アートセラピストのイギリス便り

アートセラピスト間美栄子のシュタイナー的イギリス生活のあれこれを綴った友人知人宛のメール通信です。

第115話 祈りの場所

2012-08-16 20:56:50 | Sacred places - 世界の聖地

 上方の窓から差し込む光がうつくしい、セントピエトロ寺院

 

 

*ロンドンオリンピックも終わりましたね。わたしは最後の3日になってやっと見てみたのですが、ジャマイカのBOLTの走りはすごかったですね。イギリスにはジャマイカ出身の1世、2世がたくさんイギリス人になって住んでいるので(過去の移民奨励政策による)、友達もいることもあり、ジャマイカというと訪ねたことはないけれど親しみがあります。

 日本ではお盆、そして終戦記念日ですね。わたしのお休みはいつも月曜と火曜なのですが、FACEBOOKにポストしている友人が多かったので、そうか、みんなお盆休みなんだなあ、と思いました。

 

第115話 祈りの場所

 

3.11以来、毎月11日になると、ああ、今日は11日だ、と思います。

それは、朝黒板に、患者さんたちと一緒に、チョークで日付と曜日を書き入れるときであったり、お昼休みに森のいつもの場所でピクニックをしているときであったりするのですが、一秒間の黙祷という感じでしょうか。

 午前中のグループアートセラピーセッションで、アドレナリンもドバドバ出ているので、自転車で田舎道を走り、フィールドを歩いて横切り、森の川沿いのフットパスに入っていくと、少しは体も落ち着き、わたしのいつもの場所の倒木のベンチにたどり着きます。

 (なんせあのドイツ人のボスが、「セラピールームでは飲食絶対禁止」というので、零下の真冬でも、わたしは、このピクニックをやらざるを得なく、おかげさまで、四季の定点観察ができ、凍った小川の写真も撮ることができるというわけで、まったくありがたいしだいです。)

 イタリアでは数多くの教会をおとずれましたが、大きな木の幹に囲まれ、アッシュの緑の葉のステンドグラスの天井を見上げて、鳥たちのさえずりを聞き、川の水が反射して光るのを見ていると、わたしのいつもの場所もテンプルなんだなと思います。

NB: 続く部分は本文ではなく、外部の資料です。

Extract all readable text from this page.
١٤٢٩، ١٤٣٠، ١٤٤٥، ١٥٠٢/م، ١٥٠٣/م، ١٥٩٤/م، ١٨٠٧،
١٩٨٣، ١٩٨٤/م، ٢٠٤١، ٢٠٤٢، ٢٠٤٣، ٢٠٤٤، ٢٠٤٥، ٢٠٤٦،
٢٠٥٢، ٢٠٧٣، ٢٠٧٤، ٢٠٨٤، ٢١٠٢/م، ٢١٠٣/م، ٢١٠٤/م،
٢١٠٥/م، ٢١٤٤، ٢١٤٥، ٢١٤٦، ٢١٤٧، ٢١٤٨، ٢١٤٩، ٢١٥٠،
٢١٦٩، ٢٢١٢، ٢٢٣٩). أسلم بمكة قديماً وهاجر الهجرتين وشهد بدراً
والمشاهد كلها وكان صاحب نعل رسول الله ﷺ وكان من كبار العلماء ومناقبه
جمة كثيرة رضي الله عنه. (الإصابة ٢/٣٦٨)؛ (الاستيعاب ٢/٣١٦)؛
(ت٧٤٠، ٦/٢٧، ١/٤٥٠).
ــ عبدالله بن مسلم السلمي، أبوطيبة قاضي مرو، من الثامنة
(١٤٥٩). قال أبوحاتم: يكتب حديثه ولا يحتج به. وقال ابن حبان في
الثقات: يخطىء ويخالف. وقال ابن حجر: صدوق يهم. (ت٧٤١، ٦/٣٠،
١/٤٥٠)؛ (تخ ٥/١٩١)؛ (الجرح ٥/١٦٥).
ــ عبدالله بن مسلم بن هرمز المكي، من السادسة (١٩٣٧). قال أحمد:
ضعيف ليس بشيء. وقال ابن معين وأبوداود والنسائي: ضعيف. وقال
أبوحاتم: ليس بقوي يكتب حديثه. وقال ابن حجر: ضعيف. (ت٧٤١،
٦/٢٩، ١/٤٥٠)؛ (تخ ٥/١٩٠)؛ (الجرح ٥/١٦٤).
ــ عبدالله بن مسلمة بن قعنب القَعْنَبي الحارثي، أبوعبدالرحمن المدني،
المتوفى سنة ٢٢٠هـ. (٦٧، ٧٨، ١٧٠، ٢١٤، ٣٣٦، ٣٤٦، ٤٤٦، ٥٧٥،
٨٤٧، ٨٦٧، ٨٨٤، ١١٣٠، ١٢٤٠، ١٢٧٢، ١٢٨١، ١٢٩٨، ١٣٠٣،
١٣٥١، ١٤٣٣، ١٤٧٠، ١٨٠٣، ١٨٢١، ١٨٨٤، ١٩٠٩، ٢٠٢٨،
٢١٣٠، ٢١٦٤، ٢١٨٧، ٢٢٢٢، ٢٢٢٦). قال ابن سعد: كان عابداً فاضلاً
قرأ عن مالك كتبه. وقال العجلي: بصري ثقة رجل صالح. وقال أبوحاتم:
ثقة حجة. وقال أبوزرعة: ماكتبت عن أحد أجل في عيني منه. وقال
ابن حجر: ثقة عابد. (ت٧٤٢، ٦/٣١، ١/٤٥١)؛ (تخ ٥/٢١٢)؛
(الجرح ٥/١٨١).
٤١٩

 わたしはぜんぜん「いい人」ではないし、セラピストとしての力量もたいしてなく、毎日なんとか患者さんたちとのセッションをやれているのは、私の力ではなく、神か、何か大きな力のおかげだと感じます。さっきのセッションはおもしろかったな、とか、あの患者さん、あんなこと言えるようになってすごいなとか、小さな奇跡に驚きながら、ほーっとしながら、テンプルで感謝の気持ちで祈っています。

 

 

    ミケランジェロのピエタ

 

先月の11日はバチカン、セントピエトロ寺院にいました。ミケランジェロのピエタの前でひざまづき、長い間祈っている、茶色の僧服を着た修道院僧がいました。(日本人カップルが通り過ぎ、若妻が「これ有名?」と聞いているのも見ました。有名だよ、と教えてくれる夫がいて、よかったね)

 十字架に磔にされ息絶えたキリストをおろして、聖母マリアが抱きかかえるというこの大理石の像は、聖母マリアが、息子を亡くすという運命を引き受けているかのような、かなしい、静かな、美しい表情をたたえています。

     聖母マリア

 

わたしは、聖母マリアの顔をじっとみながら、ひとの運命のふしぎを感じていました。